Wednesday, 20 July 2016

With Romer back to a US-inspired World Bank? (extended)

Paul M. Romer, mostly known for his seminal contribution to endogenous growth theory and defender of special zones (´Charter Cities´), will be the next chief economist of the World Bank. His nomination last Monday was greeted with overwhelming enthusiasm[1], especially by academic peers.
With Romer, the World Bank can strengthen her profile as knowledge bank. That should help to differentiate the multilateral fauna of development banking. It was Paul Romer who enriched growth theory by endogenizing ideas and Know How, rather than treat human capital as an exogenous residual. From his pioneering work it would follow that open economies grow faster in the longer run if they foster institutions and a social model that help create and disseminate know how. From there to Romer´s idea of  “Charter Cities”, new cities in poor countries, is a quick link[2] as urban agglomerations tend to breed the generation and dissemination of ideas.


Romer´s “Charter Cities” are supposed to foster development within poor countries via the creation of new special zones that are free from corruption and where property rights are respected. Europe knows what Romer discovered and re-packaged already since the Middle Ages: Stadtluft macht frei[3]. Serfs could flee the feudal lands and gain freedom in this way, making cities a territory outside the feudal system to a certain extent, similar to “Charter Cities”.
The developmental role of “Charter Cities” is derived from the experiences of the former British crown colony Hong Kong and the Chinese special economic zone Shenzhen. Not only the historical origin of Romer´s concept has a neo-colonial smell, but also the fact that the poor-country government has largely to give up control to foreign investors.
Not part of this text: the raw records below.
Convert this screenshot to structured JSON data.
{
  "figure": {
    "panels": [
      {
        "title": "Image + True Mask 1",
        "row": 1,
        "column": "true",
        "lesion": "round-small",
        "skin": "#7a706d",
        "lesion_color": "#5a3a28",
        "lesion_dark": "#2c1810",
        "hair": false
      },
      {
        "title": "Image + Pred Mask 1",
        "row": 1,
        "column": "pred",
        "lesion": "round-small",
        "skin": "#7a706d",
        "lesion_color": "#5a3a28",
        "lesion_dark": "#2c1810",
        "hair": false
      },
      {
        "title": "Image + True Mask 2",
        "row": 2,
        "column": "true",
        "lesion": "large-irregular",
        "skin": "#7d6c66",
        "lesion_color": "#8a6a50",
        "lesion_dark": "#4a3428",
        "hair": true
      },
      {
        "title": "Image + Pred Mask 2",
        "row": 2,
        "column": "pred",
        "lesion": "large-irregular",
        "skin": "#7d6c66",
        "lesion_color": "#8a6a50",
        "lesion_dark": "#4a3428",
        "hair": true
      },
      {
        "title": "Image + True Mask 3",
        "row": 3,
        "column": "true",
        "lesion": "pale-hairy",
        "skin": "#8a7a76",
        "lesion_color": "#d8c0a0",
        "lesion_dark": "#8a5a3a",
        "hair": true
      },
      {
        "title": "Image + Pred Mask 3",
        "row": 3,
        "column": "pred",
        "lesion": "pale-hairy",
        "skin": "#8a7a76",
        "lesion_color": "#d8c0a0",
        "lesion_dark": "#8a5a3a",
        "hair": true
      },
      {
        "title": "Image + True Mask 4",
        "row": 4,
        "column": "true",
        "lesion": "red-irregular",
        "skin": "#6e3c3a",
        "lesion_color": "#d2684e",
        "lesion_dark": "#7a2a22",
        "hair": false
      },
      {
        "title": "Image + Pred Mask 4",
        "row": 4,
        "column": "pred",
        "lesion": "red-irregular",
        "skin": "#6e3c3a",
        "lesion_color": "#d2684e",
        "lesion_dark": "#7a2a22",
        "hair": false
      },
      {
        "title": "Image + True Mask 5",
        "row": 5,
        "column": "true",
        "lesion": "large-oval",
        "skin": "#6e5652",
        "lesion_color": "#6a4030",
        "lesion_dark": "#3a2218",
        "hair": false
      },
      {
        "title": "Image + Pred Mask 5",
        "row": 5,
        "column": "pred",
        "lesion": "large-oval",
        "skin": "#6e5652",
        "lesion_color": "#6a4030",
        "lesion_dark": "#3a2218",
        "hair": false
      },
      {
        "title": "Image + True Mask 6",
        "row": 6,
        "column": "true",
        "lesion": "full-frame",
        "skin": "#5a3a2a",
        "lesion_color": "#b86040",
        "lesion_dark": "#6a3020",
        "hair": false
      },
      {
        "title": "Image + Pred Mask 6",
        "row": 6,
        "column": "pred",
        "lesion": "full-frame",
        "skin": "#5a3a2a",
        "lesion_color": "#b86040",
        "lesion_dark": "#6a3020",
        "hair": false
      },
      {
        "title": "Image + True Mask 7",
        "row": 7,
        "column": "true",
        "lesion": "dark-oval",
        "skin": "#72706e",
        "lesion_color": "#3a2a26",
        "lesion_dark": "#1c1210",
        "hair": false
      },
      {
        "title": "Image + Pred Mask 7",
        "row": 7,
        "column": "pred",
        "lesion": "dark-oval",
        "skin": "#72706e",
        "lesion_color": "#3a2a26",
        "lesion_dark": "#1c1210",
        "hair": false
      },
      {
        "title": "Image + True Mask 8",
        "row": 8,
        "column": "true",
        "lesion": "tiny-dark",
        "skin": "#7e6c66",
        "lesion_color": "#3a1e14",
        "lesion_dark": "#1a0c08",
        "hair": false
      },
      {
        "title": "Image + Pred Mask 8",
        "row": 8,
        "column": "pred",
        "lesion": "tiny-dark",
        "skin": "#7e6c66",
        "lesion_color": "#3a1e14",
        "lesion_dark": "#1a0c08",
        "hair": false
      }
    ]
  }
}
Honduras tried the concept in 2011 by modifying the constitution to allow judiciary, police, economics and finance to be removed from central government in new ´special development zones´. Critics have pointed to Honduras´ past as a “banana republic” under US corporate dominance.  Rather than becoming prosperous development poles, special zones or model cities can easily turn into heavens for tax evasion, money laundering, corruption and sweatshops, warned the Neue Zürcher Zeitung already in 2012[4].
I regret that the World Bank reverses the newly-established tradition to select her chief economist from an emerging country. With the former and the current chief economists, the World Bank brought the Chinese and Indian development economists Justin Yifu Lin and Kaushik Basu to DC. To my knowledge, Professor Lin was the first chief economist at the bank who did not come from a North American university[5]. Especially the nomination of Lin had reflected Shifting Wealth, the recalibration of the world toward the East; not just economic or political, but also paradigmatic.
I venture the hypothesis that the choice of a US economist can be explained by multilateral fragmentation, compatible with Hirschman´s exit-voice dichotomy[6]. The US could not prevent establishment of the AIIB, China´s successful attempt to exit the US-led multilateral banking system. Capital-rich China is hard to compete with for the US on the basis of funding alone; but the World Bank may counter the decline in its relative importance on the basis of Know How. Whatever the official rhetoric, the choice of Romer will perhaps help restore the old world of paradigmatic US dominance in development banking.



[1] For a rare criticism, see Norbert Häring, The World Bank on the way back to the Washington Consensus – with Chicago Boy Paul Romer, 19. Juli 2016. Häring equates the poster city Hong Kong with an neocolonial inclination of the future World Bank chief economist.
[2] The Economist, “The World Bank hires a famous contrarian”, 18th July 2016.
[3] For history and English explanation, see https://en.wikipedia.org/wiki/Stadtluft_macht_frei.
[4] Peter Gaupp, “Honduras: Entwicklungspol oder Steueroase?”, Neue Zürcher Zeitung, 4th October 2012.
[5] François Bourguignon came from the Paris School of Economics but had started his academic career in Ontario, Canada.
[6] Helmut Reisen, “Will the AIIB and the NDB Help Reform Multilateral Development Banking?”, Global Policy, Volume 6Issue 3pages 297–304, September 2015.